Адвокат Гликерии – её мама, аккуратно поддерживая юбку с длинной полосой засохшей грязи по краю, прошла и села как раз посередине пустоты.
Вот это оказалась мама… Теперь было понятно, почему её девочка такая странная и своевольная. Казалось, что чёрный цвет одежды мамы ещё более чёрный, чем чёрный цвет одежды девочки. Чувствовалось, что мама ни капельки не боится выделяться и получает удовольствие от своего наряда. Всё у неё было подобрано тщательно и с любовью. Блестящие чёрные волосы, жёсткий корсет на тонкой талии, широкие, длинные – до пола, юбки с роскошными кружевами по подолу – ну всё, всё не позволяло оторвать от этой мамы взгляда. Она, как и её доченька, была неприступна и спокойна. Будто подсвеченное изнутри лунным светом, её лицо казалось фарфоровым, однако тёмные глаза с тяжёлыми веками не блестели, были тусклыми и печальными, а потому выглядели старыми, неподходящими к фарфоровому лицу, очевидно, улучшенному капитальным макияжем. Поэтому было непонятно, сколько маме Гликерии лет.
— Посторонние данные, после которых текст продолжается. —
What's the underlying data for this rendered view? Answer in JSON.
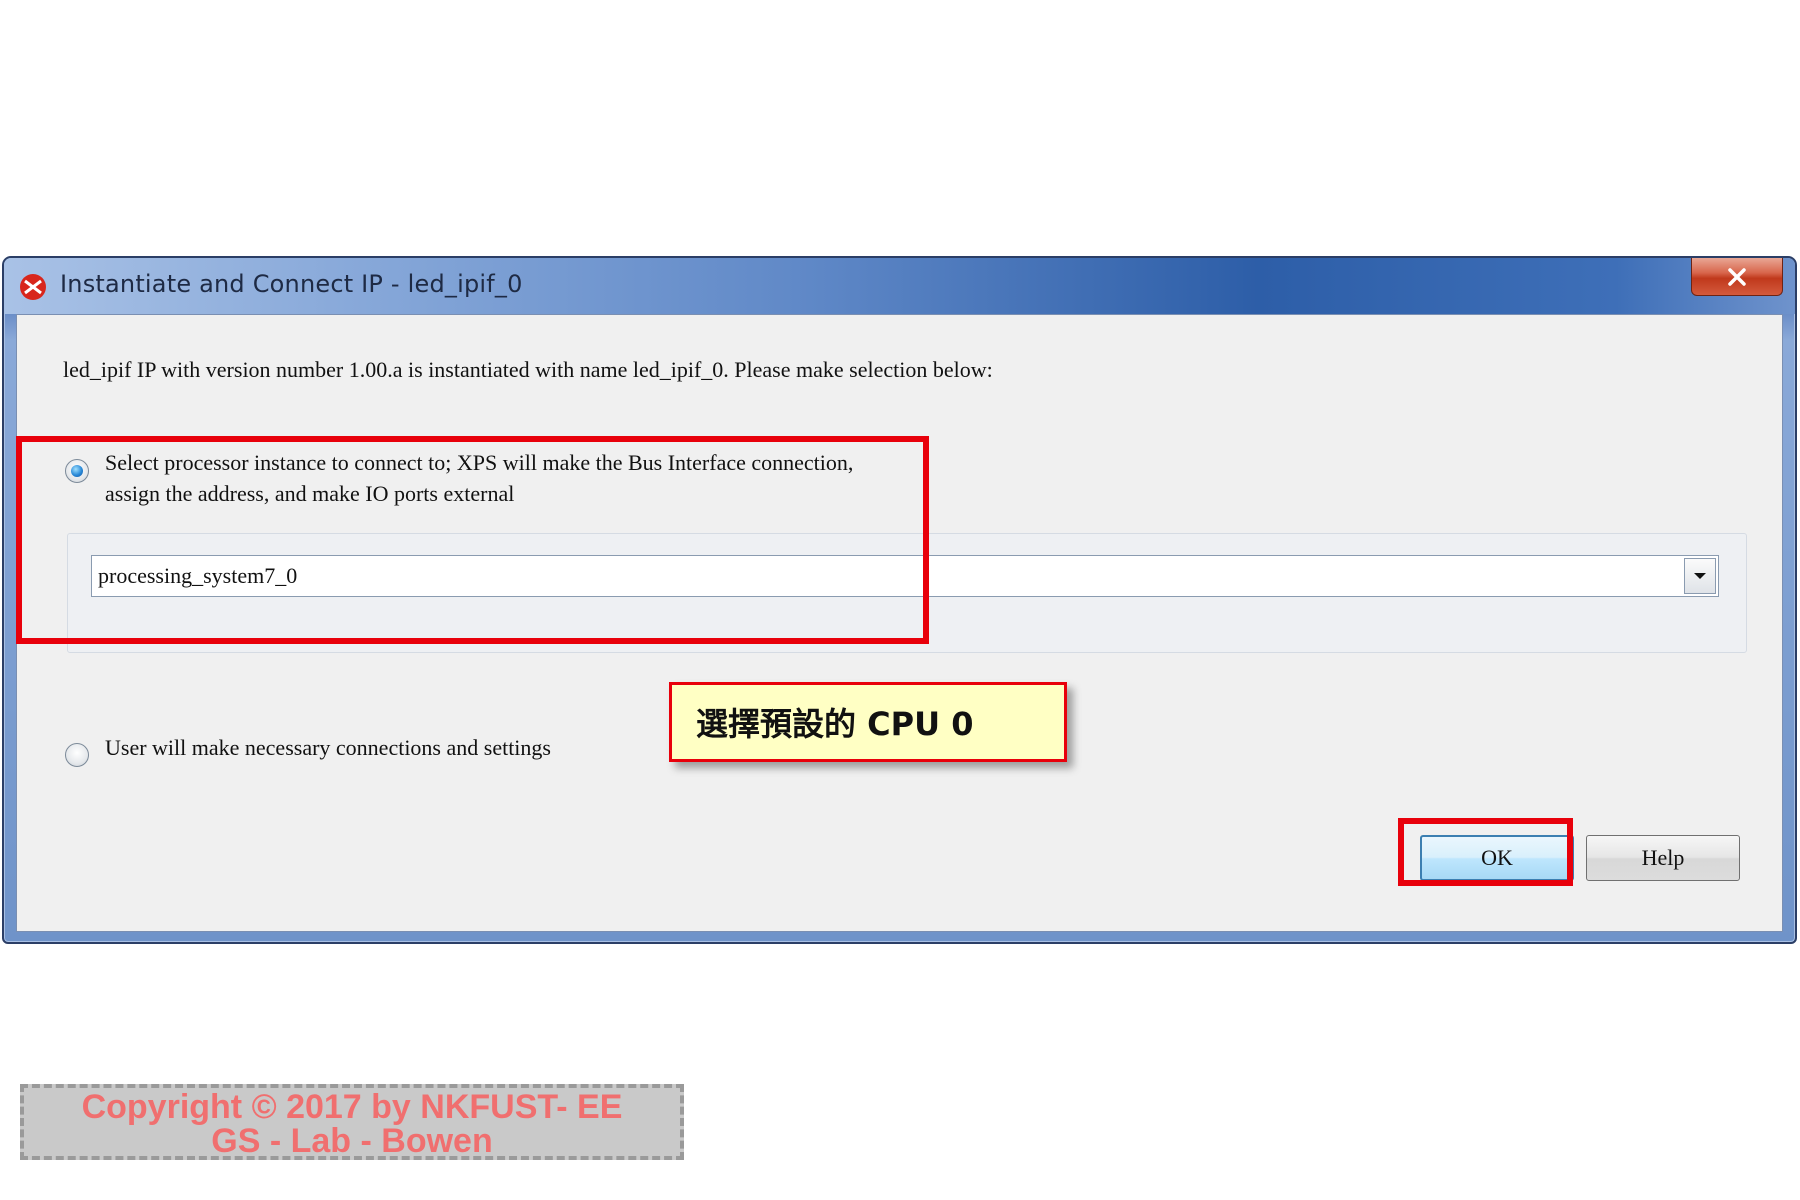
{
  "window": {
    "title": "Instantiate and Connect IP - led_ipif_0",
    "close_label": "X"
  },
  "dialog": {
    "intro": "led_ipif IP with version number 1.00.a is instantiated with name led_ipif_0. Please make selection below:",
    "option1_line1": "Select processor instance to connect to; XPS will make the Bus Interface connection,",
    "option1_line2": "assign the address, and make IO ports external",
    "option1_selected": true,
    "processor_value": "processing_system7_0",
    "option2": "User will make necessary connections and settings",
    "option2_selected": false,
    "ok_label": "OK",
    "help_label": "Help"
  },
  "annotation": {
    "callout": "選擇預設的 CPU 0",
    "highlight_color": "#e8000b"
  },
  "watermark": {
    "line1": "Copyright © 2017 by NKFUST- EE",
    "line2": "GS - Lab - Bowen"
  },
  "icons": {
    "app": "xilinx-logo-icon",
    "close": "close-icon",
    "dropdown": "chevron-down-icon"
  }
}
– А мы вот вашу девочку обсуждаем… – первой, как хозяйка дома, была вынуждена выступить Марина Сергеевна.
– Вижу, – кивнула мама. – Так что же она натворила?
– Она неправильно одевается, – под давлением коллег по комитету была вынуждена высказаться Лана Бояршинова.
Мама Гликерии повернулась к ней.
– Так у вас в школе есть единая форма? Тогда мы обязательно её купим. Обещаю. А ещё что?